Y es que mirar las hojas de contacto de un Bresson jovencísimo, llenas de imágenes maravillosas que nunca vieron la luz más allá que esa fugaz mirada del momento perfecto, comprendí que el problema de mis fallos y errores radica exclusivamente en no haber comprendido el núcleo de la fotografía en film: su elaborada construcción de un lenguaje visual a través de un esquema progresivo. Paciencia, observación, la capacidad de encontrar un instante congelado en el tiempo, radiante e irrepetible, que pudiera conservarse como una trascendencia de su memoria. Escuchar a Bresson explicar lenta y con escogidas palabras, lo que significaba atisbar en las largas series de imágenes, una a una, casi idénticas entre si, hasta encontrar el hallazgo, la referencia absoluta, la idea elemental, me hizo pensar en que como fotógrafa digital, el concepto me resulta desconcertante y extraño. Para mi, esa búsqueda, esa edición, se realiza aun en cámara, mientras la imagen se encuentra en formación y recreación. Me resulta muy sencillo sólo borrar la imagen, su secuencia y continuar hasta encontrar lo que deseo o lo que más se parezca a esa imagen en mi imaginación que me hizo concebir una fotografía. Más aún, el momento perfecto deja de existir, por el mismo hecho que puede haber varios, o recrearlos de cualquier manera. El sentido de la oportunidad se transforma en sentido de la capacidad para escoger, con rapidez y bastante precisión, que imagen es la más idónea para representar la idea visual que deseo plasmar.

En la fotografía en film, el proceso resulta todo lo contrario. Retrocedo, a la génesis misma de la fotografía, tomo la cámara y aguardo. En silencio, el dedo sobre el obturador, aguardando pacientemente hasta que encuentro el momento, hasta que se hace real y yo puedo captarlo. O lo intento, o lo deseo, lo sueño. Pero continúo sin saber si lo hice. Si es verídico o solo inconcreto, una necesidad que jamás llega a satisfacerse. Con el film el proceso es obligatoriamente emocional: un momento que intentas captar y que podría no suceder de nuevo. La oportunidad definitiva, el momento justo.

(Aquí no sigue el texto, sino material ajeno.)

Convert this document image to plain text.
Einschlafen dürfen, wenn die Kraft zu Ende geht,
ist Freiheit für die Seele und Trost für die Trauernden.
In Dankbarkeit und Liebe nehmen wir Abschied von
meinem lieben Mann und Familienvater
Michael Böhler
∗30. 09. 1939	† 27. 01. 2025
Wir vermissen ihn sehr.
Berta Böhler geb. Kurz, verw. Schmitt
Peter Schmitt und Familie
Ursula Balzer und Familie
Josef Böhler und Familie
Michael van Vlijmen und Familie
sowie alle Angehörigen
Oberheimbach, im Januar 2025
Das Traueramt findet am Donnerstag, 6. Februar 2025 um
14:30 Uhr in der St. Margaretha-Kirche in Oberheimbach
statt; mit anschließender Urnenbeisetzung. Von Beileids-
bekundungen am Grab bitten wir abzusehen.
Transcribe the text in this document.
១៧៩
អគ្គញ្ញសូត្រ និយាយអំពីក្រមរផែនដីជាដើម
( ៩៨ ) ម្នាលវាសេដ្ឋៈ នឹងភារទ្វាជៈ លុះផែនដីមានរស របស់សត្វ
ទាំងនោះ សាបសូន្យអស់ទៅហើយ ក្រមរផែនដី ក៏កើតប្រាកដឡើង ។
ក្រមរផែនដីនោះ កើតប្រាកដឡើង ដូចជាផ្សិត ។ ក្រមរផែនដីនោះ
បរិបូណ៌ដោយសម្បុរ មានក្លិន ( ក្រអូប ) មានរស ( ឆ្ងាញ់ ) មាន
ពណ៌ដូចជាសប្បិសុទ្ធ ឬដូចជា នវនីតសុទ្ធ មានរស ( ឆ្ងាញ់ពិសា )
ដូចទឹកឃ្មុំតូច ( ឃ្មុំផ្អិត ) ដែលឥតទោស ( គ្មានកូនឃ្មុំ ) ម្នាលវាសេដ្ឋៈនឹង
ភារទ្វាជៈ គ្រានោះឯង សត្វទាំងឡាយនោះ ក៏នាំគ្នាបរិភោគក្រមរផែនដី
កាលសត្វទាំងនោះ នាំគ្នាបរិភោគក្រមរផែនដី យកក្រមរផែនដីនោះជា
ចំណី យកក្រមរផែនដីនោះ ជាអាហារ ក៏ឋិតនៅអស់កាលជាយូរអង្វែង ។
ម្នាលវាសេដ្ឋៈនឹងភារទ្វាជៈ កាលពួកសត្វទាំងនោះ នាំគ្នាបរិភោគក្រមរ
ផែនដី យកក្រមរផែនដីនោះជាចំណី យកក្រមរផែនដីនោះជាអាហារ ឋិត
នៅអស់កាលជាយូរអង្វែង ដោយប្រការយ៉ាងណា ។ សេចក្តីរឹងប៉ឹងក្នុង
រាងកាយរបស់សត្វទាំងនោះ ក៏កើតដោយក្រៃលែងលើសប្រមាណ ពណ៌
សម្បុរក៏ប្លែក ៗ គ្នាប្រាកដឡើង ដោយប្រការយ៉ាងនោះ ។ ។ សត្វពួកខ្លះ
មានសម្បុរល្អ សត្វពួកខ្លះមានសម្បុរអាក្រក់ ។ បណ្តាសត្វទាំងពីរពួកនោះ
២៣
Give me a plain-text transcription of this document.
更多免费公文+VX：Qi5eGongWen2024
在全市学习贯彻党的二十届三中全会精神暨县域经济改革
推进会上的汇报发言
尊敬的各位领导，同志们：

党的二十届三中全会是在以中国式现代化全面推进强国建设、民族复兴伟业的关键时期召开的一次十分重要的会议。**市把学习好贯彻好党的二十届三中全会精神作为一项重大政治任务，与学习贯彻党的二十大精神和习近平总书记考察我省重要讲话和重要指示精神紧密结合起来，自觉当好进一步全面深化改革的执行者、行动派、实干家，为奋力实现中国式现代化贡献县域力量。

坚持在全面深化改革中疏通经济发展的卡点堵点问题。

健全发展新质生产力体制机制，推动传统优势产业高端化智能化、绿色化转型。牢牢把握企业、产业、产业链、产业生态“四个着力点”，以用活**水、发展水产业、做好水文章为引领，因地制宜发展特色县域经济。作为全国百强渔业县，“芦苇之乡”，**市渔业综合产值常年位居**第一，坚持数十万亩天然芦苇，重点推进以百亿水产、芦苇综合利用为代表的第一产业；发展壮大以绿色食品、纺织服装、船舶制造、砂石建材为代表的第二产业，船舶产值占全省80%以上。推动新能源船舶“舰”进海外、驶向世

De hecho, es esa paciencia en la observación lo que define a todo el proceso de la fotografía en film. Desde el revelado hasta el copiado, el proceso artesanal te permite construir una idea visual coherente y profundamente meditada. Desde la manera como revelas el negativo hasta los estrictos tiempos de copiado, permiten recrear tu imagen con una exactitud inquietante. Cuando la imagen comienza a emerger en la hoja con lentitud, dibujando casi de una manera mágica en la realidad de luces y sombras, comprender el poder de cada una de tus decisiones, incluso la más mínima de ellas sobre el resultado final. Y esa capacidad enorme y decisiva de recrear la imagen que vive en tu mente de la manera más fidedigna posible ( como nació, como fue, como la paladeaste, como la captaste, como necesitabas verla ) es quizá uno de los milagros más profundamente sentidos que he conocido en el mundo visual.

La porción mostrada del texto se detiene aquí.